Peter David explored this very same theme way back in Spectacular Spider-Man Annuals #5 and #6 (titled Ace and Ace II respectively). Within these stories he places Spider-man and his unbending moral perspective up against a street tough named Ace and this man’s loyal yet violent attempts to protect and provide for his family and friends. Spider-man’s attempts to help, to show a simpler, kinder way for Ace to deal with his troubles only led to complicated results, and the wrong people getting hurt. Still Spider-man would not relent: his way was the only way, and he felt uncomfortable in letting Ace handle his problems via the man’s own, brutal methods.

The Ace stories went a ways to show a reality – the half-way point between comic-book heroics and real life heroics. So the question was asked: how reasonable were super-heroic ideals? Could any person without a sizable number of grander-than-life powers even hope to live life by such obviously ridiculous, good-willed extremes? Perhaps not, but neither is the extreme of self-seeking ambition a reasonably honorable trait.

A Spider-man story written by Roger Stern in Amazing Spider-Man #248, 'The Kid Who Collected Spider-Man', showed the great super-hero doing a very small, very human act of good will, an act that could and should (when the chances arise) be emulated by any real, modern person. Perhaps to show how accurately this story displayed a convincingly real-world heroic act, it remains to this day one of the most well received Spider-Man stories of all time. If Web Logs Vanna could have realized that she had the power and ability to do what she had the power and ability to do (remember, super-heroes have only ever been metaphors), then perhaps she could have accomplished a hundred times the number of humanitarian acts as Spider-Man did in Amazing #248 and been, in human eyes, an even greater hero, perhaps even more iconic for her greater limitations.
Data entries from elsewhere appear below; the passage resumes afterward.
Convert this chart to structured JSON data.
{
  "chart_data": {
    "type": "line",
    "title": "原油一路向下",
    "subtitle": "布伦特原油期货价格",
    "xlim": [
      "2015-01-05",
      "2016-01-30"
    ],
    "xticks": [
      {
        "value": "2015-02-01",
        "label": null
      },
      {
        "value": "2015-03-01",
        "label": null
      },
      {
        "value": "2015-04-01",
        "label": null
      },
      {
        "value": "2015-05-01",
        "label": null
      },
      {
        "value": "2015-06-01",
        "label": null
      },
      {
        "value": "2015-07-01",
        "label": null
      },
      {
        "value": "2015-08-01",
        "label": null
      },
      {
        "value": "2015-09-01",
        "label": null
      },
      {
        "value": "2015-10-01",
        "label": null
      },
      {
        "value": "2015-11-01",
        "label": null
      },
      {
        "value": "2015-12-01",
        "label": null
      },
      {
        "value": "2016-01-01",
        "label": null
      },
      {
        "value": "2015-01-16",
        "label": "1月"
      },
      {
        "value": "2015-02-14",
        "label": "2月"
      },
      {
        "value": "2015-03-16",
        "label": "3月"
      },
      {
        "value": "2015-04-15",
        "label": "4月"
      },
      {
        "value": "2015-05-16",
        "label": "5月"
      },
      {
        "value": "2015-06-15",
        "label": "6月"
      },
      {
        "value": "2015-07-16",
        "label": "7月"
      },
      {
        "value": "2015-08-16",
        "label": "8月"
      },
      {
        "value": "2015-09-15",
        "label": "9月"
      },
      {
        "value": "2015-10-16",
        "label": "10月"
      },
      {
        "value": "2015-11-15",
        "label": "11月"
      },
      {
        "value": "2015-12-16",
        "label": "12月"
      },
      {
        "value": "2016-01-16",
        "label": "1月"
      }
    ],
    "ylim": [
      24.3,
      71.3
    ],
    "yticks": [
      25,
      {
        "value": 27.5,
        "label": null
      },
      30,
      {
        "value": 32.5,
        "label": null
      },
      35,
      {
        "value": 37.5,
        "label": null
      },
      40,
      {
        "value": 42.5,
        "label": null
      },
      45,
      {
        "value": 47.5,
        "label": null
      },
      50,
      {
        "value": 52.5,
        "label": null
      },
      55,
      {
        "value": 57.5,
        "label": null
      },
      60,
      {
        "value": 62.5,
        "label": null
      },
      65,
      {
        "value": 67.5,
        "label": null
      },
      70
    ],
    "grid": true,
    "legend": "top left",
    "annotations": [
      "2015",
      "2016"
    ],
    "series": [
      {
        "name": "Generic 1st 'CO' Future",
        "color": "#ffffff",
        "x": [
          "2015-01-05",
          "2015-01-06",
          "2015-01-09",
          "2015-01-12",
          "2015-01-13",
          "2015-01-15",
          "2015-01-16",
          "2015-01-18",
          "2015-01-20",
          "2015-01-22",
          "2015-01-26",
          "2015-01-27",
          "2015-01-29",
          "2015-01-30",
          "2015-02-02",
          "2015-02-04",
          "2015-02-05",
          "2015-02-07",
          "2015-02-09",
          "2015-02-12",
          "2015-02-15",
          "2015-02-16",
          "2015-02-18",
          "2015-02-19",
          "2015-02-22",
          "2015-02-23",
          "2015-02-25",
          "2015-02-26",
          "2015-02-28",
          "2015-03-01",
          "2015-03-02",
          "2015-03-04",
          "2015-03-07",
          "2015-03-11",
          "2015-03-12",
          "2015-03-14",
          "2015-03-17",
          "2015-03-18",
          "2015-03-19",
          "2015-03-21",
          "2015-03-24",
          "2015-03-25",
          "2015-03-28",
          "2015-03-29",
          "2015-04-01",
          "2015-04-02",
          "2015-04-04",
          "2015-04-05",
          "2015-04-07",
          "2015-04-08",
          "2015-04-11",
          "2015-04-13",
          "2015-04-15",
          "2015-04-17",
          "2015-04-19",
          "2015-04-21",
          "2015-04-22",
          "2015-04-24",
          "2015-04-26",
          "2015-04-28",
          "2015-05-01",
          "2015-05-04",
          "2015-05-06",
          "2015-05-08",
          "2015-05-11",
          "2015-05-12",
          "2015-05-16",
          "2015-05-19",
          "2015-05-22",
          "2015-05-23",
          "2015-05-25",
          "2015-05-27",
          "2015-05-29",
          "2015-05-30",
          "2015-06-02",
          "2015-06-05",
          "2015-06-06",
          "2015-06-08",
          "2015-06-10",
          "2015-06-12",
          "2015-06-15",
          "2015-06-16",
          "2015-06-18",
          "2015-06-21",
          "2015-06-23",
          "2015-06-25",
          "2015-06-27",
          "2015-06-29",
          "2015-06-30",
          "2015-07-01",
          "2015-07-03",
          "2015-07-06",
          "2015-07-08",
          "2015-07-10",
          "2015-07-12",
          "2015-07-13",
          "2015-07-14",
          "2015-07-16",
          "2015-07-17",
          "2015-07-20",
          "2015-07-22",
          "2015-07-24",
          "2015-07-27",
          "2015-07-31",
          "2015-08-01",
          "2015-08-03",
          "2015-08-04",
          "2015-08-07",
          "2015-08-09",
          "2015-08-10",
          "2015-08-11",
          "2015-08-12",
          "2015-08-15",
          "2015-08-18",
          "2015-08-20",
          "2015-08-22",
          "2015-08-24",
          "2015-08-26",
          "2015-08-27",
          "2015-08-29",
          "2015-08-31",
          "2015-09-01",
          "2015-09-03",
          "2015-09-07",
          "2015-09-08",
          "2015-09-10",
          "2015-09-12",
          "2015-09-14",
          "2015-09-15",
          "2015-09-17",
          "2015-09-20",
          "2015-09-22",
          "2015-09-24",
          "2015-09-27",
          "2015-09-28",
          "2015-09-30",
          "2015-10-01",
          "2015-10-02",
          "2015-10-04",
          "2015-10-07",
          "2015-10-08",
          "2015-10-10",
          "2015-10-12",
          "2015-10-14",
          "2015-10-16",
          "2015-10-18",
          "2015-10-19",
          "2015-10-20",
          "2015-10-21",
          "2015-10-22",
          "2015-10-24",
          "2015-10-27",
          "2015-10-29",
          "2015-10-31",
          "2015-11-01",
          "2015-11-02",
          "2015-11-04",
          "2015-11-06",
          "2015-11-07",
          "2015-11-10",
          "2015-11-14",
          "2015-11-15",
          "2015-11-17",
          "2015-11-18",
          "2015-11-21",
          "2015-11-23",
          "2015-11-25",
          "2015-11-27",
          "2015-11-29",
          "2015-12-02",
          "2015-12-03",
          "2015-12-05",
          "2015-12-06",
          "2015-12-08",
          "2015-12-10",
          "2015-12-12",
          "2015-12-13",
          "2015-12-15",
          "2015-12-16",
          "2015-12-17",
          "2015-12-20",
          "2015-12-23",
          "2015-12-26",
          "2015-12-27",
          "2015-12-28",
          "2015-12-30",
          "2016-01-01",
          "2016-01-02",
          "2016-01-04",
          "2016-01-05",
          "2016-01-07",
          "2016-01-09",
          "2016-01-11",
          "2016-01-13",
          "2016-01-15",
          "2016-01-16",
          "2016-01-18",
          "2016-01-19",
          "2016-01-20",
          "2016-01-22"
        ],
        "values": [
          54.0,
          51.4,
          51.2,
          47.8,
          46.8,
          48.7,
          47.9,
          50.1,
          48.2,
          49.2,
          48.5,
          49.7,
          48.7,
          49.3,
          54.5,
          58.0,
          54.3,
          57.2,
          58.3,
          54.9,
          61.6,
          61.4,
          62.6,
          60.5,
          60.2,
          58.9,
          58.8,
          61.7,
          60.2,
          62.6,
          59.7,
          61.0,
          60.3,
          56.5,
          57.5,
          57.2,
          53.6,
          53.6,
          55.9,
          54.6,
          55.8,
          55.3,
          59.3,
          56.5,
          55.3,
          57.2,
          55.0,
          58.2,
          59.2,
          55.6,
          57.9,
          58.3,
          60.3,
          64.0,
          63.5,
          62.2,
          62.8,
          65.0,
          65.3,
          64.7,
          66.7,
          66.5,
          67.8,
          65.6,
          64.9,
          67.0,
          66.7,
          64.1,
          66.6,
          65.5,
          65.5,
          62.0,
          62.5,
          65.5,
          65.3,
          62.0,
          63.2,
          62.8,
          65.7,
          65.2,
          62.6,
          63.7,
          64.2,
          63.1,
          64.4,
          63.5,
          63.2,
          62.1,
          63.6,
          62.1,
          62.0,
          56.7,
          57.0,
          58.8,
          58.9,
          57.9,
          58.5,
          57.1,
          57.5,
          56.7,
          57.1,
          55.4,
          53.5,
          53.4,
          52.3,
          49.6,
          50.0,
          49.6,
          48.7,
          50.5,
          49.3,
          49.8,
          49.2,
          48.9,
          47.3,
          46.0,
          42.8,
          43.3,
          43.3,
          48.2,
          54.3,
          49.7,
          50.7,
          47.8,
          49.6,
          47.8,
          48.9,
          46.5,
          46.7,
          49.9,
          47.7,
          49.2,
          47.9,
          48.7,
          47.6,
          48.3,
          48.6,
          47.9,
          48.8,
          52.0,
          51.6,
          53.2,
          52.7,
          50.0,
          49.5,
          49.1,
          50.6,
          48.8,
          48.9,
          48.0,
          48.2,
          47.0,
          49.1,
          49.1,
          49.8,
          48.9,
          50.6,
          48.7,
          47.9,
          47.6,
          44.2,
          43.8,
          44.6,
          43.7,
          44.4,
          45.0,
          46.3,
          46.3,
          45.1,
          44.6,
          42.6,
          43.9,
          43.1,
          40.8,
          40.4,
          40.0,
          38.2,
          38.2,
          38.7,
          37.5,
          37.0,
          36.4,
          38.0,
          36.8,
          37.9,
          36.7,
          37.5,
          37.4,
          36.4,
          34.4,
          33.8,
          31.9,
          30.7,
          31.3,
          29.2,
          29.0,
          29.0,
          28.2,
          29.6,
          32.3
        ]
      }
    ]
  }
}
Another comic I read this week, Grenuord from Fantagraphics, had a quote which struck me as a perfect summation of Web Log: “…mistrust when faced with kindness is a distinguishing trait of a society that has evolved to the point where it cannot conceive of selfless deeds…” If this is an accurate theory, then the subsequent question is why does it have to be this way? Peter David goes a long way in Web Log to give an answer to this; to show why and how an individual can misjudge and misconceive of anything truly kind and truly heroic. Personally, I don’t think we have yet wholly abandoned the concept of the selfless deed. Not as long as the classic super-hero – the Spider-man/Super-man way – is remembered and revered. We no longer trust in its existence, but we still hold out hope, and with stories such as Web Log to lead as an example, as a comparison of what we love versus what we are – perhaps in the end that will be enough.